Playful winds est votre quatrième album et sort en autoproduction. Qu'est ce qui a motivé le fait de ne pas sortir le disque par le biais d'un label ou même par une coprod' de plusieurs labels comme il en a été question avec Minor Noise ?
Hervé : Les années qui viennent de s'écouler ont été tellement étranges... C'était difficile de se projeter dans quoi que ce soit de manière sereine. Ça nous semblait compliqué dans ce contexte, sans avoir joué depuis un moment de solliciter des labels pour prendre des risques pour un groupe qui n'a pas joué depuis un moment. On a préféré faire les choses le plus simplement possible et s'occuper de la sortie de ce disque nous-même. On voulait avant tout donner vie à ce disque sans attendre des mois et des années avant de le sortir. C'est aussi pour ça que nous n'avons pas envisagé de pressage vinyl dans un premier temps, vu les délais de fabrication délirants du moment. Maintenant que la version numérique et CD va sortir et que tout est à peu près réglé de ce côté, on est en train de se pencher sur une version LP où nous allons collaborer avec d'autre labels. C'est dans les tuyaux...

Quelle a été la genèse de cet album ? Quel délai s'est écoulé entre la composition du disque et la sortie ?
Hervé : Comme le disait Thomas, on a recommencé à jouer ensemble en 2019 et on avait à cette époque mis quelques idées de morceaux de côté. On a donc mis à peu près deux ans pour écrire et enregistrer ce disque.

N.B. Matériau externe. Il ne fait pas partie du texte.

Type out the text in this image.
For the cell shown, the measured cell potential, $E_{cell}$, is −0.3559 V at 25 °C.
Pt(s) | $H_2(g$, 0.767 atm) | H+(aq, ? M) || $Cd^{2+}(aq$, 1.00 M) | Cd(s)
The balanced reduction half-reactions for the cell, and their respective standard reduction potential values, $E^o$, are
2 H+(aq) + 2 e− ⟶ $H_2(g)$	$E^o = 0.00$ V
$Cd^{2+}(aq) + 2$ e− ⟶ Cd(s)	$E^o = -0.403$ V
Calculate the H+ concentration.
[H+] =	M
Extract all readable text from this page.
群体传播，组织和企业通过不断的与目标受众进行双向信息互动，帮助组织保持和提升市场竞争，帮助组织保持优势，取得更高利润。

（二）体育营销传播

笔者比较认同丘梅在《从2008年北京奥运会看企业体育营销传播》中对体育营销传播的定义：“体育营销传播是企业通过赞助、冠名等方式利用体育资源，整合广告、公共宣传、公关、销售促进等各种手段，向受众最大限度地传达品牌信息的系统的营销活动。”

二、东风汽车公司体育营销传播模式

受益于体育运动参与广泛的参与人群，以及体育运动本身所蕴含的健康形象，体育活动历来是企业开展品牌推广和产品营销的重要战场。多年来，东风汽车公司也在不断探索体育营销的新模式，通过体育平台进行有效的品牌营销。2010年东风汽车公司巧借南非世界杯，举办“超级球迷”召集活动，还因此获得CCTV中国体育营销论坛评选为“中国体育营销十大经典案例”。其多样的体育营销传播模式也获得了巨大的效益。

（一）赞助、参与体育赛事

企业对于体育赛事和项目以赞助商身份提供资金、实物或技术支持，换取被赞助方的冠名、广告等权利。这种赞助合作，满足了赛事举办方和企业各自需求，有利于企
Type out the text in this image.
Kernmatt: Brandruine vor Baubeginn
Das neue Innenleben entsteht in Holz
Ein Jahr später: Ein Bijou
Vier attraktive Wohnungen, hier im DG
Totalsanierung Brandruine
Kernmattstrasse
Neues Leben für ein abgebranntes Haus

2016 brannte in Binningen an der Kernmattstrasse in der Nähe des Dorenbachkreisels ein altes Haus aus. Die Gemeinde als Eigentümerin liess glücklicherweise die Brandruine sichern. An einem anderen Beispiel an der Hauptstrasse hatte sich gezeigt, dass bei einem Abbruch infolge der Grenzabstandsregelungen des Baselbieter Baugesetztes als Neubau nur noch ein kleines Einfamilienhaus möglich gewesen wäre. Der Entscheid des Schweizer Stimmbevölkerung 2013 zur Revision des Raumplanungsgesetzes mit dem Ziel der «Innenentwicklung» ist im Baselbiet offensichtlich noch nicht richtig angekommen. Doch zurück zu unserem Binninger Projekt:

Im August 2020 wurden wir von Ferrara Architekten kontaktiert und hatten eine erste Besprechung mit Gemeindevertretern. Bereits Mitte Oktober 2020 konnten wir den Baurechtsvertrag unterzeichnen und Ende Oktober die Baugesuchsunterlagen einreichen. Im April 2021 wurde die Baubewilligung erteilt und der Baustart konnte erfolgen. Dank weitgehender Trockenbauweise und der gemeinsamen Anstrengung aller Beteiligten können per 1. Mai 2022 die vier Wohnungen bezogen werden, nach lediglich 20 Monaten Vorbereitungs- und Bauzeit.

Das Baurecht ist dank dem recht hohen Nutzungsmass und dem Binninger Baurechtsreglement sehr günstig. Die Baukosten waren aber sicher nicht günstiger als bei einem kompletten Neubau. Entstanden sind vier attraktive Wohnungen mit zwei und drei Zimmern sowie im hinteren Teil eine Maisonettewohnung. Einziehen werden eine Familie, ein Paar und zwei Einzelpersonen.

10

Le processus d'écriture a été cette fois-ci radicalement différents des autres. On a traversé une pandémie, on est tous très occupés, nous n'habitons à nouveau plus tous dans la même ville. Il a fallu changer nos méthodes pour rendre ce disque possible. On avait pour habitude de répéter intensément, d'écrire ensemble riff par riff et de s'acharner ensemble pour être tous pleinement satisfaits. Le contexte nous a forcés à changer et je crois qu'on a tous adoré ça. On a fait plusieurs sessions de quelques jours où on avait le temps, la tête uniquement à ça. C'était des sortes de parenthèses créatives dans une période très très anxiogène. Entre chaque session il pouvait se passer plusieurs semaines, plusieurs mois, où on travaillait chacun dans notre coin pour préparer la session d'après. Ce mode de fonctionnement nous a poussés à faire les choses de manière un peu plus spontanée, plus simple. On en a fait le leitmotiv de ce disque : la spontanéité. On a pu profiter d'une période où le temps ne comptait plus vraiment, où il n'y avait plus de délai à tenir, de pression de terminer quelque chose. On a pu avancer en se concentrant sur la musique pendant une année au moins. C'était vraiment le bonheur. Ensuite il a fallu terminer le travail commencé et avec le retour d'une vie un peu plus normale, il a fallu passer la vitesse supérieure. On a gardé notre envie de spontanéité alors on a avancé instinctivement en collectant les idées qui arrivaient. On a enregistré cet album en deux sessions, en mai et novembre 2021. On a fini le mixage en janvier pour une sortie de disque en mars, autant dire qu'il a fallu être efficace ces derniers mois...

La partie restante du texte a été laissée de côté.